El problema catalán no se resolverá si España plantea la solución como un trágala, o si se enconan las posiciones hasta generar odio y detestación. Tan sólo podrá avanzar hacia salidas aceptables para ambas partes si se mantiene cierta delicadeza en el manejo de las situaciones, si se prefiere la seducción del otro a la imposición, si se sobrevuela la cotidianidad para poner de manifiesto los magníficos vínculos que nos unen y que han rendido frutos esplendorosos en lo intelectual pero también en lo político y en lo social: nunca prosperaron tanto estos pueblos como durante estas tres décadas largas de democracia pletórica.

Dicho esto, es evidente que el asunto está impregnado de decisivos elementos sentimentales, que se prestan a la exageración, a la tergiversación e incluso a la manipulación. Por ello, es necesario que los ciudadanos dispongan de cabal información sobre las diferentes opciones que se presentan ante ellos. Sobre todo, cuando han de acudir a las urnas, reclamados por las instituciones. Y en concreto, antes del 25 de noviembre, cuando el electorado deberá responder al requerimiento del gobierno de la Generalitat, que ha convocado las elecciones autonómicas para plantear sus pretensiones soberanistas.

En dicha fecha, los ciudadanos han de saber, de entrada, que la opción de la independencia no se alcanzaría con facilidad, ni después de recorrer un camino de rosas. La Unión Europea no vería como es natural con buenos ojos una secesión que, además de sentar un precedente, crearía un doble problema, el de la solicitud de un nuevo Estado y el de la ruptura de otro, con graves quebrantos de toda índole, y en una coyuntura en que el afán principal es la integración de la Eurozona y no una mayor fragmentación que lance señales equivocadas a los mercados y a la comunidad internacional.

El reconocimiento o no de Cataluña por Bruselas sería cuando menos polémico, dado que una parte mayoritaria de la opinión se decantaría por las posiciones ya anunciadas por la comisaria de Justicia, Viviane Reding, quien como se sabe ha invocado el artículo 4.2 del Tratado de la Unión, que señala que la UE deberá respetar las estructuras constitucionales y políticas y la integridad territorial de los Estados miembros, cuya determinación es competencia exclusiva de éstos. Lo que impediría que la Unión reconociese una declaración unilateral de independencia de una parte de un Estado miembro.
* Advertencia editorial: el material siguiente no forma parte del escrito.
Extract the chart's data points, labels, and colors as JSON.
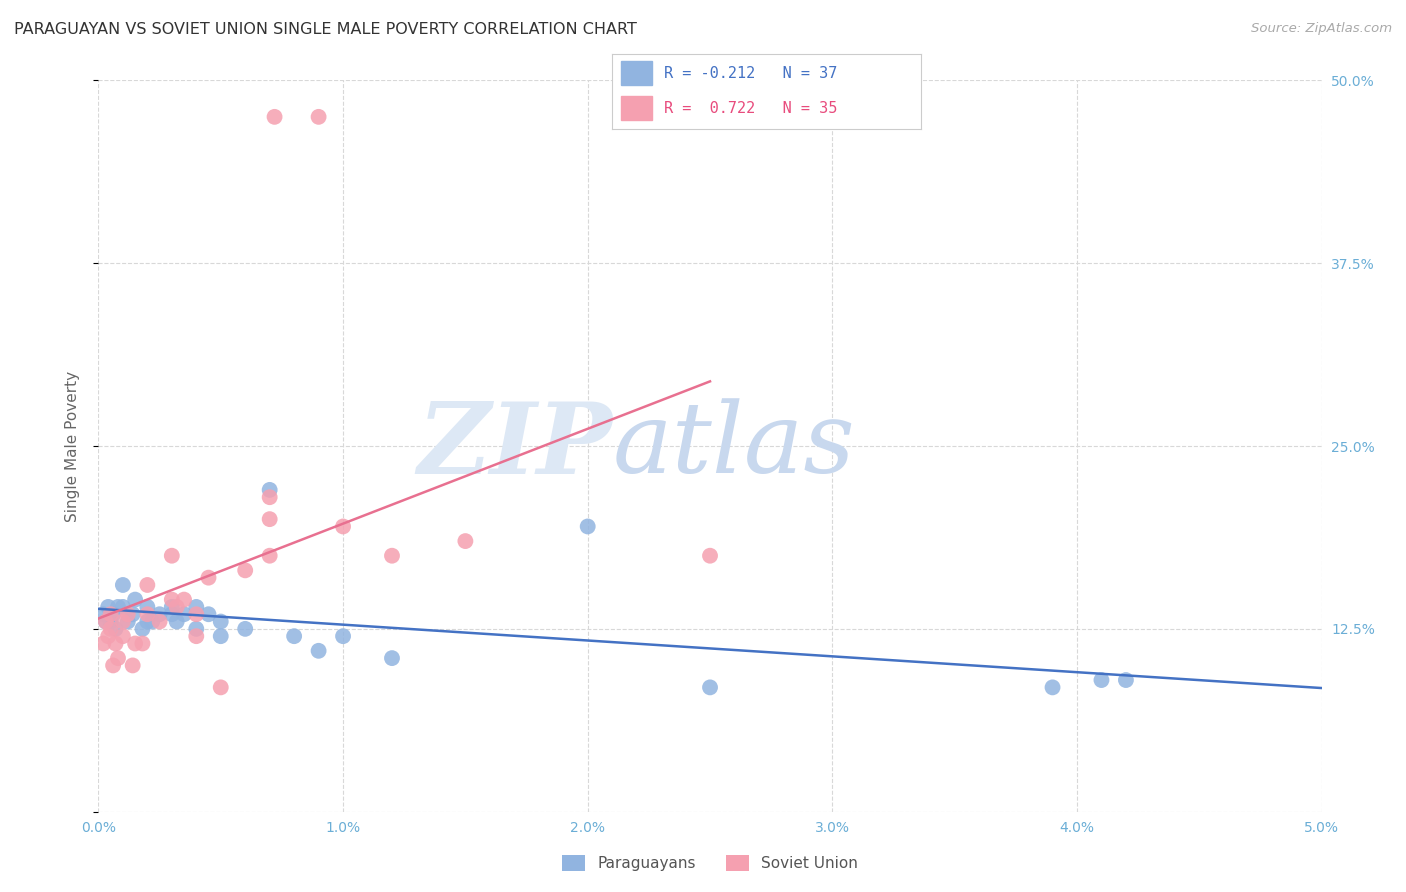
{
  "title": "PARAGUAYAN VS SOVIET UNION SINGLE MALE POVERTY CORRELATION CHART",
  "source": "Source: ZipAtlas.com",
  "ylabel": "Single Male Poverty",
  "xlim": [
    0.0,
    0.05
  ],
  "ylim": [
    0.0,
    0.5
  ],
  "yticks": [
    0.0,
    0.125,
    0.25,
    0.375,
    0.5
  ],
  "ytick_labels": [
    "",
    "12.5%",
    "25.0%",
    "37.5%",
    "50.0%"
  ],
  "xticks": [
    0.0,
    0.01,
    0.02,
    0.03,
    0.04,
    0.05
  ],
  "xtick_labels": [
    "0.0%",
    "1.0%",
    "2.0%",
    "3.0%",
    "4.0%",
    "5.0%"
  ],
  "paraguayan_R": -0.212,
  "paraguayan_N": 37,
  "soviet_R": 0.722,
  "soviet_N": 35,
  "paraguayan_color": "#91b4e0",
  "soviet_color": "#f5a0b0",
  "paraguayan_line_color": "#4472c4",
  "soviet_line_color": "#e87090",
  "paraguayan_x": [
    0.0002,
    0.0003,
    0.0004,
    0.0005,
    0.0006,
    0.0007,
    0.0008,
    0.001,
    0.001,
    0.0012,
    0.0014,
    0.0015,
    0.0018,
    0.002,
    0.002,
    0.0022,
    0.0025,
    0.003,
    0.003,
    0.0032,
    0.0035,
    0.004,
    0.004,
    0.0045,
    0.005,
    0.005,
    0.006,
    0.007,
    0.008,
    0.009,
    0.01,
    0.012,
    0.02,
    0.025,
    0.039,
    0.041,
    0.042
  ],
  "paraguayan_y": [
    0.135,
    0.13,
    0.14,
    0.13,
    0.135,
    0.125,
    0.14,
    0.14,
    0.155,
    0.13,
    0.135,
    0.145,
    0.125,
    0.13,
    0.14,
    0.13,
    0.135,
    0.135,
    0.14,
    0.13,
    0.135,
    0.14,
    0.125,
    0.135,
    0.13,
    0.12,
    0.125,
    0.22,
    0.12,
    0.11,
    0.12,
    0.105,
    0.195,
    0.085,
    0.085,
    0.09,
    0.09
  ],
  "soviet_x": [
    0.0002,
    0.0003,
    0.0004,
    0.0005,
    0.0005,
    0.0006,
    0.0007,
    0.0008,
    0.001,
    0.001,
    0.0012,
    0.0014,
    0.0015,
    0.0018,
    0.002,
    0.002,
    0.0025,
    0.003,
    0.003,
    0.0032,
    0.0035,
    0.004,
    0.004,
    0.0045,
    0.005,
    0.006,
    0.007,
    0.007,
    0.007,
    0.0072,
    0.009,
    0.01,
    0.012,
    0.015,
    0.025
  ],
  "soviet_y": [
    0.115,
    0.13,
    0.12,
    0.135,
    0.125,
    0.1,
    0.115,
    0.105,
    0.13,
    0.12,
    0.135,
    0.1,
    0.115,
    0.115,
    0.135,
    0.155,
    0.13,
    0.145,
    0.175,
    0.14,
    0.145,
    0.135,
    0.12,
    0.16,
    0.085,
    0.165,
    0.175,
    0.2,
    0.215,
    0.475,
    0.475,
    0.195,
    0.175,
    0.185,
    0.175
  ],
  "watermark_zip": "ZIP",
  "watermark_atlas": "atlas",
  "watermark_color_zip": "#dde8f5",
  "watermark_color_atlas": "#c8d8ee",
  "background_color": "#ffffff",
  "grid_color": "#d8d8d8",
  "title_color": "#333333",
  "source_color": "#aaaaaa",
  "tick_color": "#6baed6",
  "ylabel_color": "#666666"
}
Como mínimo, se abriría un largo proceso de incertidumbre y provisionalidad, semejante al que hoy padece Kosovo, un país paria que, por cierto, todavía no cuenta con el reconocimiento unánime de la UE (Grecia, España, Eslovaquia, Rumanía y Chipre no lo han reconocido).
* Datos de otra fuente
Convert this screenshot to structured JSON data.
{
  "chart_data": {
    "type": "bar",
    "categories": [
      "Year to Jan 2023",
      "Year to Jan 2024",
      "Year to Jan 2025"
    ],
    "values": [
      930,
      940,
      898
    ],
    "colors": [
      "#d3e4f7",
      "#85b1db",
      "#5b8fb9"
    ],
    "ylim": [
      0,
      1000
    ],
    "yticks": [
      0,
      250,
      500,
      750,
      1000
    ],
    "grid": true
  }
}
En otro orden de ideas, hay que desmentir asimismo que una secesión pueda conducirse con guante de seda. Aun sin imaginar siquiera la irrupción de la violencia, es claro que una ruptura deja heridas, que no es realista la imagen idílica que difunde el nacionalismo catalán de la posibilidad de disfrutar de varios pasaportes a la vez „el catalán, el español y el europeo„ en prueba de cosmopolitismo: una secesión no es del todo pacífica en ningún caso, ni moderna „la reconcentración nacionalista es reaccionaria„ ni genera simpatías internacionales. En definitiva, la hipótesis de la independencia no puede vestirse con ropajes gozos sino al contrario: abriría una etapa de convulsión, regresión, inseguridad y caos. Conviene que se sepa.